About workinghardinit

IT without the sales brochure gloss

Where SMB Direct, RoCE, RDMA & DCB fit into the stack


I’m assuming most of you are at least familiar with the concept of converged networking and SMB Multichannel and SMB Direct. This is not going to be a lesson on these subjects. We’re just setting the stage here for our simple demo configuration and its relation to real world scenarios. This to remind you of the why and where of what we do an demo in our next blog posts on SMB Direct over RoCE with two DCB features: Priority Flow Control (PFC) and Enhanced Transmission Selection (ETS).

Generalized and simplified a modern virtualized data center network looks a lot like this:

image

It’s more or less converged, that means all kinds of traffic move over the same infrastructure, which is great for standardization and your budget. Unless you get into performance issues. That’s where QoS can help.  As we’re doing SMB Direct over RoCE we’ll use DCB to handle QoS. Mind you, QoS is an aid and it will not help to do too much over too little bandwidth. Let’s zoom in a bit on the Hyper-V & storage side of things. In general the RDMA capable variant of a  modern SOFS / Hyper-V environment network looks as below in a bit more detail:

image

The RDMA capable traffic is SMB Direct over RoCE in this use case. This is used for Live Migration, CSV Traffic & storage traffic to the SOFS Server.

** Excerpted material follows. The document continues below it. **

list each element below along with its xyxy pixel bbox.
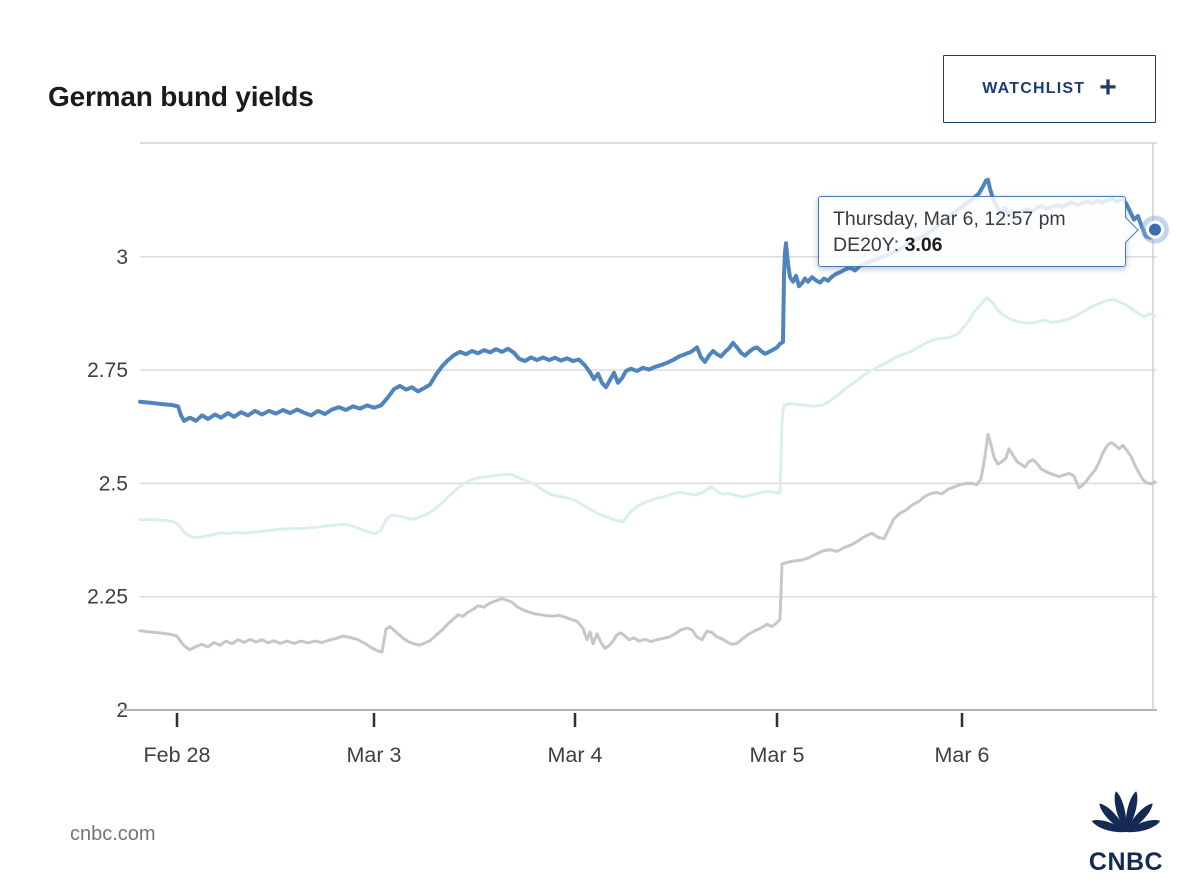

DCB cannot distinguish between these SMB traffic uses cases. It’s all RDMA traffic over port 445 the DCB configuration will not distinguish between these. That’s why on top of DCB we leverage SMB Bandwidth Limit (see https://blog.workinghardinit.work/2013/09/03/preventing-live-migration-over-smb-starving-csv-traffic-in-windows-server-2012-r2-with-set-smbbandwidthlimit/). This prevents the live migration traffic form pushing aside the Storage traffic. This is a windows configured feature and does not rely on DCB or other forms of QoS.

To make sure cluster traffic itself, backups, data copies, management etc… don’t starve each other we implement QoS leveraging DCB (the ETS part). As we need to use DCB with RoCE in real worlds scenarios to make it lossless (the PFC part) and as you do not mix different QoS approaches on the same networks stack we stick with DCB for the other workloads on the same networks stack.

image

Mind you this does not prevent scenarios where management and backups are done over vNICs on the Hyper-V switch and where we leverage Hyper-V QoS as that’s on another network stack.

In our lab demos we’ll keep things simple: We’ll do live migration over SMB Direct (RoCE)and we’ll simulate intense backup traffic over the same pair of NICs to illustrate a RoCE configuration to guarantee minimal bandwidth for both and keep the RDMA traffic lossless (PFC). To make it very clear we’ll do a demo setup where we use two 10GbE NICs per host and allocate a minimum bandwidth of 90% for live migration and allocate the remaining10% minimum bandwidth to all other traffic (i.e. which includes our intense backup traffic). Read more about the configuration in SMB Direct over RoCE Demo – Hosts & Switches Configuration Example.

SMB Direct with DCB, PFC, ETS … How do I know it works?!


A question that comes up over time, again and again, is how do you know SMB Direct is working. The question stems from a nagging feeling that configuring DCB is a bit of playing wizard’s apprentice and we might not completely know what we’re doing, i.e. lack of experience.

image

Many have suspected me of brewing up DCB configurations in a dark corner of the data center where no one else dares venture. But those are unsubstantiated rumors. But in coming blog posts we’ll address how to configure it end to end and we’ll show how to find out if it’s really working and how to test that.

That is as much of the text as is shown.